932 F.2d at 1516-17. The fact that Kincaid could calculate a probable sentence based on the sentencing guidelines does not require changing the sentencing outcome under section 2J1.6. The sentencing judge had not yet adopted the sentence as calculated in the presentence report and could have departed from that sentence for a variety of reasons. The guidelines as written are a reasonable deterrent to bond jumping. If mere calculation of an expected sentence was sufficient to avoid the application of the sentencing guidelines, section 2J1.6 would be ineffective. In view of the uncertainty of what the sentence will be until the sentence is imposed, it is neither arbitrary nor capricious that the bond-jumping sentence reflect the severity of the crime for which the defendant was being held. We express no opinion as to whether the sentencing commission has taken into account the case in which the probation officer has calculated the sentence and whether there is a basis for departure.

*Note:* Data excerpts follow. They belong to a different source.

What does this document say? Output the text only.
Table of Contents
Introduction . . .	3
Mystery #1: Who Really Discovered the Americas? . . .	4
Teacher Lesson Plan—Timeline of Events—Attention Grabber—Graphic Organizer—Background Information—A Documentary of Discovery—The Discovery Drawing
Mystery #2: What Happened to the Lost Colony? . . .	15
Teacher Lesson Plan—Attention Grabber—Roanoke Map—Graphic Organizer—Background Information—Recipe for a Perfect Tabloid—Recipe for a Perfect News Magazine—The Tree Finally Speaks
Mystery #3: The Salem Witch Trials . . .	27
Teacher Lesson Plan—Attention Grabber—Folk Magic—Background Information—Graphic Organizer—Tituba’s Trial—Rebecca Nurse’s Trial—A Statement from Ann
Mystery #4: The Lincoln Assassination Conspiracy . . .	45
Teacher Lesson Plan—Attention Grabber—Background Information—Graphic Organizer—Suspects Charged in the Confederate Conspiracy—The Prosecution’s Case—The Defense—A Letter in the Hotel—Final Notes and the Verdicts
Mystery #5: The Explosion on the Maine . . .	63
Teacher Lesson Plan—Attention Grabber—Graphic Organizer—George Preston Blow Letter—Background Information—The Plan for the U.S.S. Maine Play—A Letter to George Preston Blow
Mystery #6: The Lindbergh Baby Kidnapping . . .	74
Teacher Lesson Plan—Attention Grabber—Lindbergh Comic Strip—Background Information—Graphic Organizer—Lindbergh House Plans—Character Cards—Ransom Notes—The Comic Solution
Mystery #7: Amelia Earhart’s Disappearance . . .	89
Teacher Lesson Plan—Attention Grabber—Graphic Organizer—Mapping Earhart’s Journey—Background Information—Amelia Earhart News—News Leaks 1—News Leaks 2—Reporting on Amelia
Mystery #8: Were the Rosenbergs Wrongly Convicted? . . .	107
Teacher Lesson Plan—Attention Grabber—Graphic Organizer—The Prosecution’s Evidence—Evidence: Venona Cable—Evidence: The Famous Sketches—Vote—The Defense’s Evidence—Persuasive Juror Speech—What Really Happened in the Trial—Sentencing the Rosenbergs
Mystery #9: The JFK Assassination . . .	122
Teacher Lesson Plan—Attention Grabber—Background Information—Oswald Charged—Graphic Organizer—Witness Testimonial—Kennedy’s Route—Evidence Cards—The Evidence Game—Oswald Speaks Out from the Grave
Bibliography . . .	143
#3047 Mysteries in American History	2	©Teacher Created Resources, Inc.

The factual findings of the district court must be sufficiently specific for the appellate court to meaningfully review the sentence under section 3742(e) of the Sentence Reform Act. Fitzwater, 896 F.2d at 1011. Section 3742(e) allows the appellate court to set aside a sentence if it departs unreasonably from the guidelines. When a district court departs from the guidelines " 'a short clear written statement or a reasoned statement from the bench' must support the departure." Id. at 1011 (quoting United States v. Rodriguez, 882 F.2d 1059, 1066 (6th Cir. 1989), cert. denied, 493 U.S. 1084, 110 S. Ct. 1144, 107 L. Ed. 2d 1048 (1990)). This complies with the requirement under 18 U.S.C. § 3553(c) (2) that the "specific reasons for the imposition of a sentence different from that described in the guidelines" be stated. The bench ruling of the District Court suggests that the downward departure is based at least in part on the defendant's psychological stress at the time he failed to return for sentencing.3 We do not find that the statement by the district judge relating to the defendant's psychological condition is sufficient to permit meaningful review. Since no specific finding was made, downward departure under the guideline on that basis is not permitted. Fitzwater, 896 F.2d at 1011; United States v. Michel, 876 F.2d 784, 786 (9th Cir. 1989).

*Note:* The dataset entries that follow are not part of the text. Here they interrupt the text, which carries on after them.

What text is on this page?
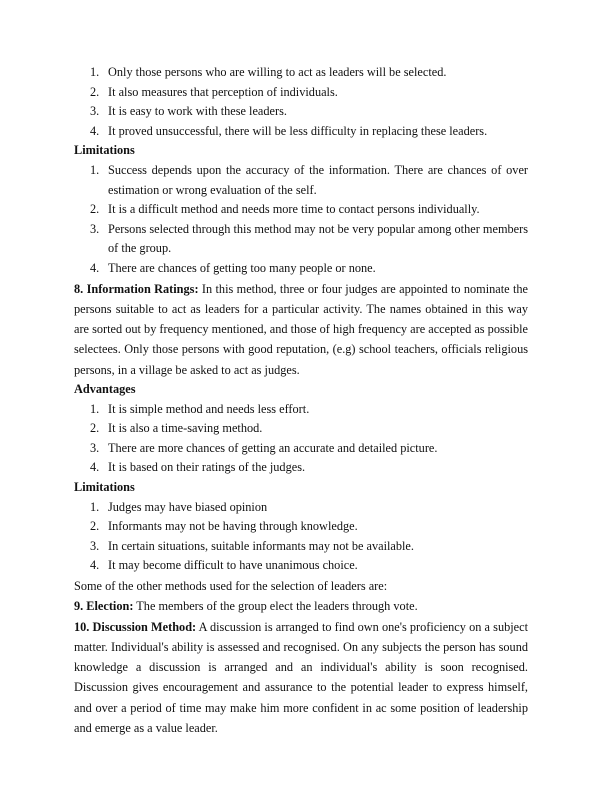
1. Only those persons who are willing to act as leaders will be selected.
2. It also measures that perception of individuals.
3. It is easy to work with these leaders.
4. It proved unsuccessful, there will be less difficulty in replacing these leaders.

Limitations

1. Success depends upon the accuracy of the information. There are chances of over estimation or wrong evaluation of the self.
2. It is a difficult method and needs more time to contact persons individually.
3. Persons selected through this method may not be very popular among other members of the group.
4. There are chances of getting too many people or none.

8. Information Ratings: In this method, three or four judges are appointed to nominate the persons suitable to act as leaders for a particular activity. The names obtained in this way are sorted out by frequency mentioned, and those of high frequency are accepted as possible selectees. Only those persons with good reputation, (e.g) school teachers, officials religious persons, in a village be asked to act as judges.

Advantages

1. It is simple method and needs less effort.
2. It is also a time-saving method.
3. There are more chances of getting an accurate and detailed picture.
4. It is based on their ratings of the judges.

Limitations

1. Judges may have biased opinion
2. Informants may not be having through knowledge.
3. In certain situations, suitable informants may not be available.
4. It may become difficult to have unanimous choice.

Some of the other methods used for the selection of leaders are:

9. Election: The members of the group elect the leaders through vote.

10. Discussion Method: A discussion is arranged to find own one's proficiency on a subject matter. Individual's ability is assessed and recognised. On any subjects the person has sound knowledge a discussion is arranged and an individual's ability is soon recognised. Discussion gives encouragement and assurance to the potential leader to express himself, and over a period of time may make him more confident in ac some position of leadership and emerge as a value leader.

Because the District Court departed from the sentencing range established by the guidelines without specific findings or legal basis, the District Court judgment is vacated and the case is REMANDED to the District Court for resentencing.

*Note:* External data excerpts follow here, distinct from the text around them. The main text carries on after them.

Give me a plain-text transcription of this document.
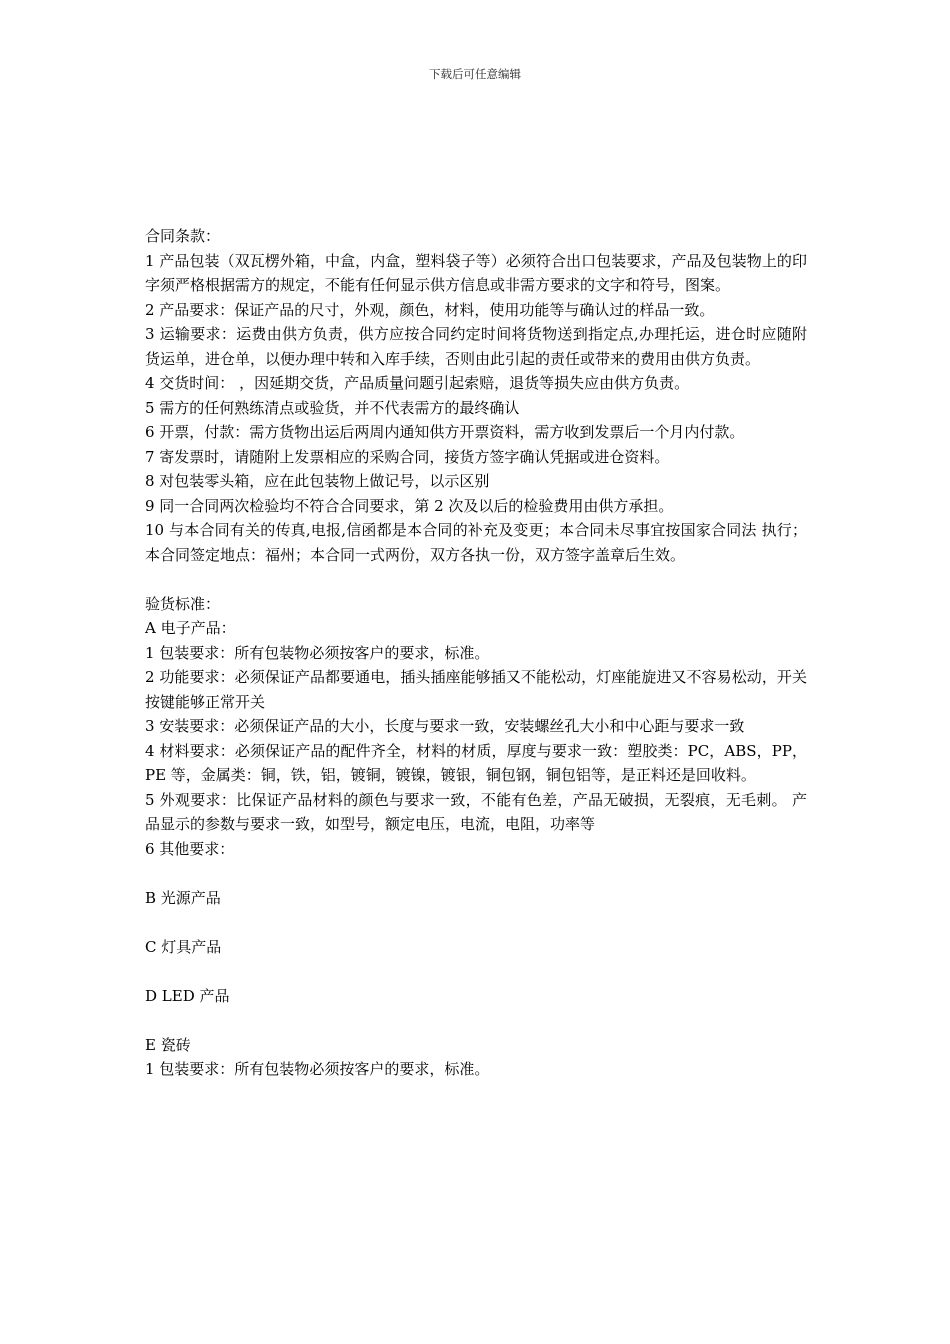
下载后可任意编辑

合同条款：

1 产品包装（双瓦楞外箱，中盒，内盒，塑料袋子等）必须符合出口包装要求，产品及包装物上的印字须严格根据需方的规定，不能有任何显示供方信息或非需方要求的文字和符号，图案。

2 产品要求：保证产品的尺寸，外观，颜色，材料，使用功能等与确认过的样品一致。

3 运输要求：运费由供方负责，供方应按合同约定时间将货物送到指定点,办理托运，进仓时应随附货运单，进仓单，以便办理中转和入库手续，否则由此引起的责任或带来的费用由供方负责。

4 交货时间： ，因延期交货，产品质量问题引起索赔，退货等损失应由供方负责。

5 需方的任何熟练清点或验货，并不代表需方的最终确认

6 开票，付款：需方货物出运后两周内通知供方开票资料，需方收到发票后一个月内付款。

7 寄发票时，请随附上发票相应的采购合同，接货方签字确认凭据或进仓资料。

8 对包装零头箱，应在此包装物上做记号，以示区别

9 同一合同两次检验均不符合合同要求，第 2 次及以后的检验费用由供方承担。

10 与本合同有关的传真,电报,信函都是本合同的补充及变更；本合同未尽事宜按国家合同法 执行；本合同签定地点：福州；本合同一式两份，双方各执一份，双方签字盖章后生效。

验货标准：

A 电子产品：

1 包装要求：所有包装物必须按客户的要求，标准。

2 功能要求：必须保证产品都要通电，插头插座能够插又不能松动，灯座能旋进又不容易松动，开关按键能够正常开关

3 安装要求：必须保证产品的大小，长度与要求一致，安装螺丝孔大小和中心距与要求一致

4 材料要求：必须保证产品的配件齐全，材料的材质，厚度与要求一致：塑胶类：PC，ABS，PP，PE 等，金属类：铜，铁，铝，镀铜，镀镍，镀银，铜包钢，铜包铝等，是正料还是回收料。

5 外观要求：比保证产品材料的颜色与要求一致，不能有色差，产品无破损，无裂痕，无毛刺。 产品显示的参数与要求一致，如型号，额定电压，电流，电阻，功率等

6 其他要求：

B 光源产品

C 灯具产品

D LED 产品

E 瓷砖

1 包装要求：所有包装物必须按客户的要求，标准。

This decision was originally issued as an "unpublished decision" filed on February 10, 1992. On March 5, 1992, the court designated the opinion as one recommended for full-text publication
The guideline range of 18 to 24 months reflects an offense level, adjusted for acceptance of responsibility, of 13 and a criminal history category of III
18 U.S.C.A. § 3742 establishes that appellate courts reviewing sentences under the guidelines "shall accept the findings of fact of the district court unless they are clearly erroneous." Thus, we review questions of fact and law under different standards in this case
The district judge stated at the sentencing hearing:
I propose to depart for reasons stated above [arbitrary and capricious nature of the Sentencing Guideline § 2J1.6] and for further reasons the offender characteristics for this person is reflected in the Pre-Sentence Report seem to be unique assuming generics appear that the Sentencing Commission failed to take into account the possibility of severe psychological stress on a reporting day for our Defendant who got wrapped into a conspiracy in the fashion that this Defendant did and was treated in the fashion that this Defendant was treated by the system.